# [ati-drivers] Problème bizarre avec glxgears

## d2_racing

Salut tout le monde, je roule depuis plusieurs mois avec le driver ati en version 8.40 et tout est fonctionnel. Mon DRI est à yes et mon glxgears fonctionne normalement.

Par contre,j'ai essayé le driver en version  ~x86 et mon dri est à yes, sauf que mon glxgears fait des folies. Genre je ne vois pas l'animation et j'ai plein de couleurs et des lignes pas rapport lorsque je le lance en console.

Pour votre information: 

1.Avec le kernel 2.6.23-gentoo-r8 avec le driver ati-drivers 8.40 j'ai pas de problème.

2.Avec le kernel 2.6.23-gentoo-r8 avec le driver ati-drivers en testing le problème est là.

3.Avec le kernel 2.6.24-Gentoo-r1 avec le driver ati-drivers 8.40  ou la version testing le problème est là.

J'aimerais savoir si quelqu'un a une idée, car tout semble être fonctionnel sauf le programme glxgears capote.

Merci à l'avance.

----------

## kwenspc

hum est ce que le driver ati est compatible avec ces toutes dernières versions du noyau? Car le problème peut venir de là.

----------

## nykos

8.40 c'est pas la version qui est en stable et qui buggait chez tout le monde ?

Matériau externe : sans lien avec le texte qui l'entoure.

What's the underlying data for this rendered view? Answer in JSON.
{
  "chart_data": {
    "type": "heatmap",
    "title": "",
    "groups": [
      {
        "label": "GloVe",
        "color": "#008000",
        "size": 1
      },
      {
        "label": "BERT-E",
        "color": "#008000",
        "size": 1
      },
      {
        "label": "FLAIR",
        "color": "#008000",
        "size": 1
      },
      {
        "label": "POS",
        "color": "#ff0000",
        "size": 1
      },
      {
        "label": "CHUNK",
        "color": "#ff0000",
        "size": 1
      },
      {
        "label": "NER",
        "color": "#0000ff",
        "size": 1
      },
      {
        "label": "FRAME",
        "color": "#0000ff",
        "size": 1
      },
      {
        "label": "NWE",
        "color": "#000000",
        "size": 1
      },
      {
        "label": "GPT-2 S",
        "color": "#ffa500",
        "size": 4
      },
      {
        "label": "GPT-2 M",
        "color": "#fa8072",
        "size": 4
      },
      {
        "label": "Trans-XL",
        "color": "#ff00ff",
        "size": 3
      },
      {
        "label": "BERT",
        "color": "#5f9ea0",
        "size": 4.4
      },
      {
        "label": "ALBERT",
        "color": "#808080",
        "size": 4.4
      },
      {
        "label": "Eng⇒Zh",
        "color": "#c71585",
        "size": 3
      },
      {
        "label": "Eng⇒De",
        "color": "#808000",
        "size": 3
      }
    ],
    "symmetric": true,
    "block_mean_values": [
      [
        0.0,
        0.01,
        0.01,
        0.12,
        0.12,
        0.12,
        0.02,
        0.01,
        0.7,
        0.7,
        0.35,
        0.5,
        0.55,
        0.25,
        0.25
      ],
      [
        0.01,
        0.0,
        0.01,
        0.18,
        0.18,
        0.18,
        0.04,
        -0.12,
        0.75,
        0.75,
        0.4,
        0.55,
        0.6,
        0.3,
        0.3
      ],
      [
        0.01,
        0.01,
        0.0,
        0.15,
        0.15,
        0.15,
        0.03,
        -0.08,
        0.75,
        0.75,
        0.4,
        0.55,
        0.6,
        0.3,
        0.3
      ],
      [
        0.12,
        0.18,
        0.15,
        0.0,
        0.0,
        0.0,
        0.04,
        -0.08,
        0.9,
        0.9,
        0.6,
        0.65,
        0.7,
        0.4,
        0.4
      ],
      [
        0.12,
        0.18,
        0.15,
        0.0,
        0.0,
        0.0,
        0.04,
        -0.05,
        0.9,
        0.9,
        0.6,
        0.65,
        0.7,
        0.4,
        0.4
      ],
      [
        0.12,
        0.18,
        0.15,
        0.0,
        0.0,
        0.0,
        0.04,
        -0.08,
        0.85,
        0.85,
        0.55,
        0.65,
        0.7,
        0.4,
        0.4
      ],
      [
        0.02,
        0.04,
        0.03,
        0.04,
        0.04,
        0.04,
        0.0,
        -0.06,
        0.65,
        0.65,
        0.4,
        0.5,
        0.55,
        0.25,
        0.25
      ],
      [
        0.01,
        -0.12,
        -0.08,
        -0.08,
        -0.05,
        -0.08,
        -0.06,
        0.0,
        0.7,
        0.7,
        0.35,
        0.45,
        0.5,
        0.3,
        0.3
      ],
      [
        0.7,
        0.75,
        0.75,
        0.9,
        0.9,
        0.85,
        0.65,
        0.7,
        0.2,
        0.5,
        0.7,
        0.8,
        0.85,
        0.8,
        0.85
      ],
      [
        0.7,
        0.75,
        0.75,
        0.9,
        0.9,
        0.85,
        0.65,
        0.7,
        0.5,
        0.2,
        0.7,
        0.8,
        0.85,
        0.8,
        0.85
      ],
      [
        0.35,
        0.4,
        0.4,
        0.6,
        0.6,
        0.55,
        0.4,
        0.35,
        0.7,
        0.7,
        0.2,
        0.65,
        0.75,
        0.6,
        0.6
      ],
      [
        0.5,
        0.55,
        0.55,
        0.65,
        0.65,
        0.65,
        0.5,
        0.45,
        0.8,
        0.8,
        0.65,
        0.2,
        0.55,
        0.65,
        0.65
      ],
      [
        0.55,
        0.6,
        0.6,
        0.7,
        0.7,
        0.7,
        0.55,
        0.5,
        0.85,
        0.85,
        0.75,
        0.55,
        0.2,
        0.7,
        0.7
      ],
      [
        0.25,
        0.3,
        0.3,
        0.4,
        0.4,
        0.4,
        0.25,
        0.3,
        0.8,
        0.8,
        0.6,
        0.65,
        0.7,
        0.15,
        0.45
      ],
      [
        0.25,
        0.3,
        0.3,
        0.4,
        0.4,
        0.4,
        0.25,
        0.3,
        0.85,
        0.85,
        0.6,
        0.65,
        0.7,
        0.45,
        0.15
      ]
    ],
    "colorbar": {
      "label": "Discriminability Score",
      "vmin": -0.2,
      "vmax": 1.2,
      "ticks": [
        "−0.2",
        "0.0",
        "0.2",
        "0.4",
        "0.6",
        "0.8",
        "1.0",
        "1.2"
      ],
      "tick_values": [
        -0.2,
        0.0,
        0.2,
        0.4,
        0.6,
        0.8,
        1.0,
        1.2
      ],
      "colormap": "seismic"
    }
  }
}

essaye la version qui est en ~arch

----------

## d2_racing

Je vais donner le plus d'info quand je lance glxgears...la dernière fois que j'ai regardé, il n'y avait même pas d'erreur.

----------

## d2_racing

Mes infos avec le driver x11-drivers/ati-drivers-8.40.4 : 

glxinfo : 

http://rafb.net/p/Jyxuc429.html

http://rafb.net/p/bHmP4w33.htmlLast edited by d2_racing on Thu Feb 14, 2008 3:53 pm; edited 2 times in total

----------

## d2_racing

Je viens de voir ceci :

http://rafb.net/p/NPdC0R57.htmlLast edited by d2_racing on Thu Feb 14, 2008 3:54 pm; edited 1 time in total

----------

## d2_racing

Je viens d'installer les derniers testing 8.45.4:

http://rafb.net/p/BNe9kQ77.html

Et mon glxinfo :

http://rafb.net/p/9u0vnM92.htmlLast edited by d2_racing on Thu Feb 14, 2008 3:55 pm; edited 1 time in total

----------

## d2_racing

J'ai pas d'erreur pourtant : http://rafb.net/p/xOH2In29.htmlLast edited by d2_racing on Thu Feb 14, 2008 3:56 pm; edited 1 time in total

----------

## d2_racing

Voici mon X.ORG au cas où

http://rafb.net/p/L20wEY79.htmlLast edited by d2_racing on Thu Feb 14, 2008 3:56 pm; edited 1 time in total

----------

## d2_racing

Je viens d'essayer supertux et ça roule nickel.

----------

## geekounet

Gniiiii !! Un seul post à la fois stp, et pas une série à la suite comme ça ! Et si c'est trop long, utilise des services comme pastebin, qui sont fait pour ça !   :Evil or Very Mad: 

----------

## d2_racing

Le problème avec ce genre de post c'est qu'on a une limite pour le nombre de ligne et vu que je sais pas où chercher, j'ai donné le plus d'info possible.

----------

## geekounet

 *d2_racing wrote:*   

> Le problème avec ce genre de post c'est qu'on a une limite pour le nombre de ligne

 

 *geekounet wrote:*   

> Et si c'est trop long, utilise des services comme pastebin, qui sont fait pour ça !  

 

=> http://pastebin.com/

=> http://www.rafb.net/paste/ (avec l'outil app-text/nopaste en plus, c'est le bonheur)

et plein d'autres...

----------

## d2_racing

Je sais pas pourquoi mais je n'ai plus le droit de supprimer mes propres messages.

----------

## d2_racing

Merci pour les liens, je vais me servir de rafb à partir de maintenant.

----------

## d2_racing

Je viens de mettre un ksnapshoot du problème : http://www.gentoo-quebec.org/Image/glxgears.png

Je pense que ça peut pas être plus clair  :Smile: 

----------

## El_Goretto

 *d2_racing wrote:*   

> Je sais pas pourquoi mais je n'ai plus le droit de supprimer mes propres messages.

 

Je vais peut être dire une ânerie, mais tu n'as pas le droit d'effacer un message s'il n'est pas le dernier du thread.

----------

## d2_racing

Tu as raison, je vois que j'ai seulement un bouton X pour mon dernier post.

----------